A: Just my family, my friends, everybody who’s around me, my everyday life. Like every blessing and every win that I get it actually makes me more humble because I reflect on where I used to be, you know. Like sometimes people say it’s not good to dwell on the past, but sometimes the past kinds of keeps you humble. Like I look at these types of things, like I had my little EP dinner yesterday and I was so like taken a back just by the fact that my name was on napkins; like those types of things humble me because it’s just like wow, I used to remember when I used to dream of these types of things. I used to rush home from school just so I could turn off the lights in my room and pretend I’m on stage at rolling loud, and now I’m in rolling loud; like these types of things are always just memories in my brain and it just keeps me humble because it just shows that I worked really hard and it was a journey, nothing was given to me, it wasn’t overnight, and so, those are the types of things that always push me to do more but at the same time understand the blessings that are around me.  

Q: I’m super excited to hear your EP, Baby Goat. What can we expect from the project? 

A: The project is a real versatile project. I think one of the beautiful things about it is you don’t ever have to leave the project for anything … I think we’re in a day in age where I like to call it microwave music, where it’s like it’s food that you can get it fast, but you digest it faster, and you need more of it, which is why artists always have to drop so frequently; and then there’s artist who give you those music albums that just feel like a full course meal, like it just feels like something you have to take a longer time to digest. I think that’s kind of what the Baby Goat EP represents because it’s like we’re in an age where if you want turn up music you go to this artist, if you want love songs you go to that artist, if you want more like emo songs, interceptive songs you go to this artist; but on my project if you want a love song, you go to track 1, if you want a hype song you go to track 4, if you want a motivational song you go to track 6, like you don’t ever have to leave the project; and I think that goes to show you that I’m multidimensional and there’s so many more sides. Like even with women, just being a female and dropping this project I think it’s really significant because you know, in the music business, especially Hip-hop, we’re expected to be either, just overly sexualized or super tough; like it’s never a balance, or it’s never a woman in the game that could just be herself all the time and I think that’s what the project represents, just being unapologetically you.   

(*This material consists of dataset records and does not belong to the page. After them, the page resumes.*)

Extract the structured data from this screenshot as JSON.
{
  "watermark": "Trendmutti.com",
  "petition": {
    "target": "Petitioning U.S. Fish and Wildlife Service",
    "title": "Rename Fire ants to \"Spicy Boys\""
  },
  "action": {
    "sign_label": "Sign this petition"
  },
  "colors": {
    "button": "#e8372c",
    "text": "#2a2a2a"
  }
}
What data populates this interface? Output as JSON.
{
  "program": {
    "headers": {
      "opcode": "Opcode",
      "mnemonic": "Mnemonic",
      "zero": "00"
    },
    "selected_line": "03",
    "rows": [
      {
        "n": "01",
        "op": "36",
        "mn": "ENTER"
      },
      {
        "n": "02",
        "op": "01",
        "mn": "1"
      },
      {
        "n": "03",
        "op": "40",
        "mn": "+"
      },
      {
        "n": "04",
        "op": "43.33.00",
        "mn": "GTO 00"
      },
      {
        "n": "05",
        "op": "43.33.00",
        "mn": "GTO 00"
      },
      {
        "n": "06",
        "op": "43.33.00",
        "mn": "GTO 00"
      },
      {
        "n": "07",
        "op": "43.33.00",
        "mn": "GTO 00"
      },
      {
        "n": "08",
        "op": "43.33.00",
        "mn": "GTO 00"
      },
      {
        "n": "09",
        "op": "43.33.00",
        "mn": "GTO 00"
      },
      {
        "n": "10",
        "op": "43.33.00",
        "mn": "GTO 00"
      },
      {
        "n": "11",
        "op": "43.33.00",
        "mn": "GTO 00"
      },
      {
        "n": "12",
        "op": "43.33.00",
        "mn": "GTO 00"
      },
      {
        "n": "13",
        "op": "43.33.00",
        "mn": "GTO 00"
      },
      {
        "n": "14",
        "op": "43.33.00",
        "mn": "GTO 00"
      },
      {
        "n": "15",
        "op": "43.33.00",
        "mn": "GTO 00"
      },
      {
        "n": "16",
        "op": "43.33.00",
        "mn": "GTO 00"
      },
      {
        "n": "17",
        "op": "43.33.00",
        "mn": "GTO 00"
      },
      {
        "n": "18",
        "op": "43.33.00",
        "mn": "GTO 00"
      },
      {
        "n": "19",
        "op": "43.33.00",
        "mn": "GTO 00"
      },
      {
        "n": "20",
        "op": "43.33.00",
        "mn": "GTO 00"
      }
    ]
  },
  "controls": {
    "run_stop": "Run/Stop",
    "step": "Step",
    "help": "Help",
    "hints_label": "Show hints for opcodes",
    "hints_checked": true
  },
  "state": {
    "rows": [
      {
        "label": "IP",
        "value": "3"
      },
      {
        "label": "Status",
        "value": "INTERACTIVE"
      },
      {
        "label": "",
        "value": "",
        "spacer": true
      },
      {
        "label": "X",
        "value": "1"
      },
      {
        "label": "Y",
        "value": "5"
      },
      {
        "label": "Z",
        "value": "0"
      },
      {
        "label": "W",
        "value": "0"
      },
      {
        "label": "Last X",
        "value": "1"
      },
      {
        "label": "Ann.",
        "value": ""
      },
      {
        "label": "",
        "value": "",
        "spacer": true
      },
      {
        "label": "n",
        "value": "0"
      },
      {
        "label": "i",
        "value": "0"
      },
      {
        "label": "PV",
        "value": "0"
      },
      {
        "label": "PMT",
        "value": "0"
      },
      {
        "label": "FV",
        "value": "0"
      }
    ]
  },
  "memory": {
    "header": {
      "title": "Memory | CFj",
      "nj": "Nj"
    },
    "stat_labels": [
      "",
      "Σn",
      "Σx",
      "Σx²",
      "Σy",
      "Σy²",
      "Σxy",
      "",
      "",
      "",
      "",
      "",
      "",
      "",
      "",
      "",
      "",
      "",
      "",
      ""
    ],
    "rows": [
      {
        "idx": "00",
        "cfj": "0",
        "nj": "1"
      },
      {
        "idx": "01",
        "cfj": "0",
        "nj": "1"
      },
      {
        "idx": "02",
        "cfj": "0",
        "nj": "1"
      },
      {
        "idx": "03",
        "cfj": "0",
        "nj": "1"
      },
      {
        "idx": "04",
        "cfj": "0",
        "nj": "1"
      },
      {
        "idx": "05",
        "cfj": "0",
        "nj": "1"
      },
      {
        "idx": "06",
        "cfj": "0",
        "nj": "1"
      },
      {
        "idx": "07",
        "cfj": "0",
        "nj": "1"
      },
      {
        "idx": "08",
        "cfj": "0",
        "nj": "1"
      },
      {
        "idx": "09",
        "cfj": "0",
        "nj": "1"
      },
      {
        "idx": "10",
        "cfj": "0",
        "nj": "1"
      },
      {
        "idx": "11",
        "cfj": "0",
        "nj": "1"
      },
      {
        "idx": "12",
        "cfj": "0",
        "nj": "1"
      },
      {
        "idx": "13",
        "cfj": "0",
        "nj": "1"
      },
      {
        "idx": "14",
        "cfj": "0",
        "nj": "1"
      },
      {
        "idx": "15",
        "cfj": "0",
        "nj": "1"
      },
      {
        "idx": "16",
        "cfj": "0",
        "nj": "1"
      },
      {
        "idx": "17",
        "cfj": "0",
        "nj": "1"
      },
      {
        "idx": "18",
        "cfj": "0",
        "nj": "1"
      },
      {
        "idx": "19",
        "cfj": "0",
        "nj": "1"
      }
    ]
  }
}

Q: Like you said, your success did not come over night, so if you could go back and talk to even younger Devyn, at the start of your musical journey and give yourself some advice, what would it be? 

A: That nothing happens before its time, like every year I would be like, ‘by next year I want to do this, that, and the third,’ and that was me being like 12 saying I wanted to be at rolling loud by 13 but um, you know, I would really just remind myself that nothing happens before its time; like everything happens when it’s supposed to, you just got to keep on working, that’s why I said, you know, never plan anything before God, but always just pay attention and follow through with what he has for you cause there’s so many doors that’s been closed but even bigger doors have opened at the timing that it was supposed to; and so I would always just tell myself, stay consistent, stay humble, stay true to what you know and what you came in this game far and you I’ll definitely continue to make it far.